= Igor Štuhec =

Slovenian composer (1932–2024)

Igor Štuhec (15 December 1932 – September 2024) was a contemporary Slovenian composer, who lived in Ljubljana and Maribor. He studied composition at the Ljubljana Academy of Music under Lucijan Marija Škerjanc and Matija Bravničar. He continued his studies at the Vienna Academy of Music and Dramatic Art under Hanns Jelinek, and also at the Darmstädter Ferienkurse. After some early neo-classical orchestral works that show his mastery of traditional techniques, Štuhec gradually moved towards the adoption of new techniques in the early 1960s.
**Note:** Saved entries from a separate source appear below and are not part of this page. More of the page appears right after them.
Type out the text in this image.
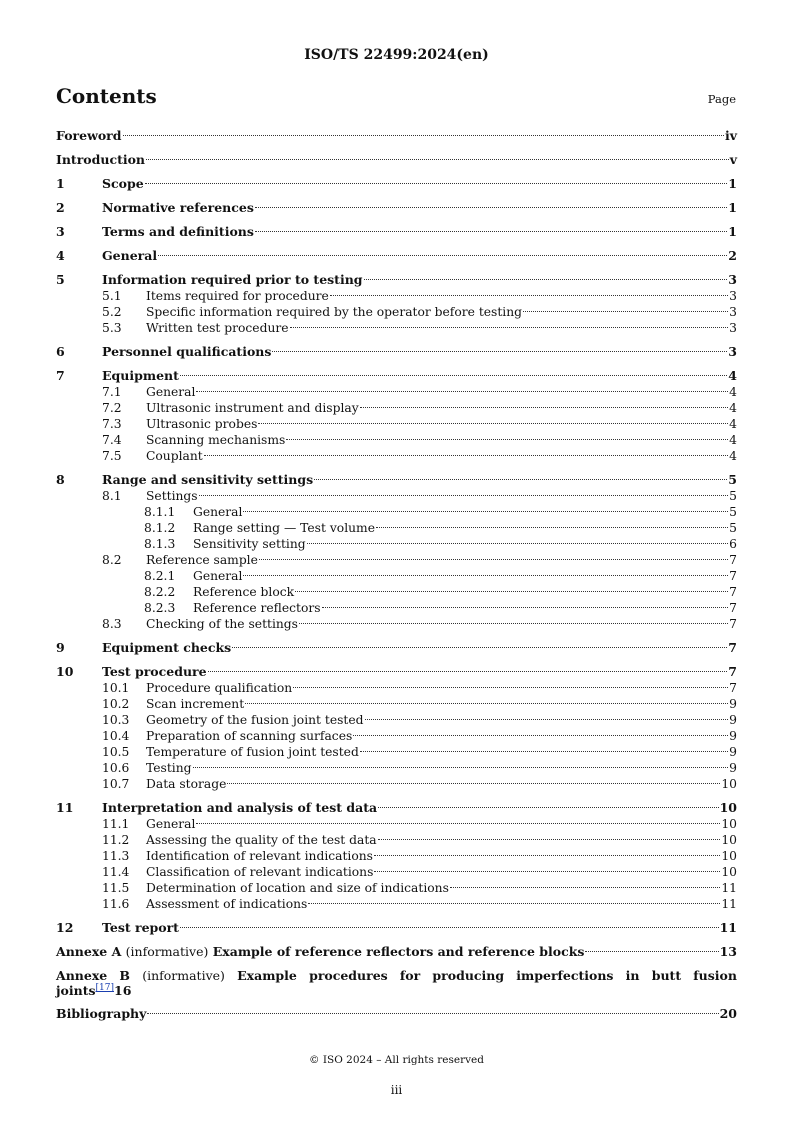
ISO/TS 22499:2024(en)
Contents	Page
Foreword	iv
Introduction	v
1	Scope	1
2	Normative references	1
3	Terms and definitions	1
4	General	2
5	Information required prior to testing	3
5.1	Items required for procedure	3
5.2	Specific information required by the operator before testing	3
5.3	Written test procedure	3
6	Personnel qualifications	3
7	Equipment	4
7.1	General	4
7.2	Ultrasonic instrument and display	4
7.3	Ultrasonic probes	4
7.4	Scanning mechanisms	4
7.5	Couplant	4
8	Range and sensitivity settings	5
8.1	Settings	5
8.1.1	General	5
8.1.2	Range setting — Test volume	5
8.1.3	Sensitivity setting	6
8.2	Reference sample	7
8.2.1	General	7
8.2.2	Reference block	7
8.2.3	Reference reflectors	7
8.3	Checking of the settings	7
9	Equipment checks	7
10	Test procedure	7
10.1	Procedure qualification	7
10.2	Scan increment	9
10.3	Geometry of the fusion joint tested	9
10.4	Preparation of scanning surfaces	9
10.5	Temperature of fusion joint tested	9
10.6	Testing	9
10.7	Data storage	10
11	Interpretation and analysis of test data	10
11.1	General	10
11.2	Assessing the quality of the test data	10
11.3	Identification of relevant indications	10
11.4	Classification of relevant indications	10
11.5	Determination of location and size of indications	11
11.6	Assessment of indications	11
12	Test report	11
Annexe A (informative) Example of reference reflectors and reference blocks	13
Annexe B (informative) Example procedures for producing imperfections in butt fusion
joints[17] 16
Bibliography	20
© ISO 2024 – All rights reserved
iii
Although in 1955 he had produced a musique concrète composition in Biological Transformation, the radical change came with the chamber pieces Situacija (1963) and Silhuete (1964) and the orchestral Differentiations (1964), all of which exhibit his assimilation of 12-note and aleatory procedures. Štuhec's skill is particularly evident in miniatures such as the Minikoncert, where his writing is at its most delicate and the textures are almost always crystal clear. A later group of orchestral works extending his textural techniques, notably the concertos and the three Entuziazmi pieces, display a vivid imagination and a strong rhythmic momentum. Also among his works are two operas, Zupanova Micka (1948) and
Moon Dawn (1973). He was a winner of the Prešeren Prize.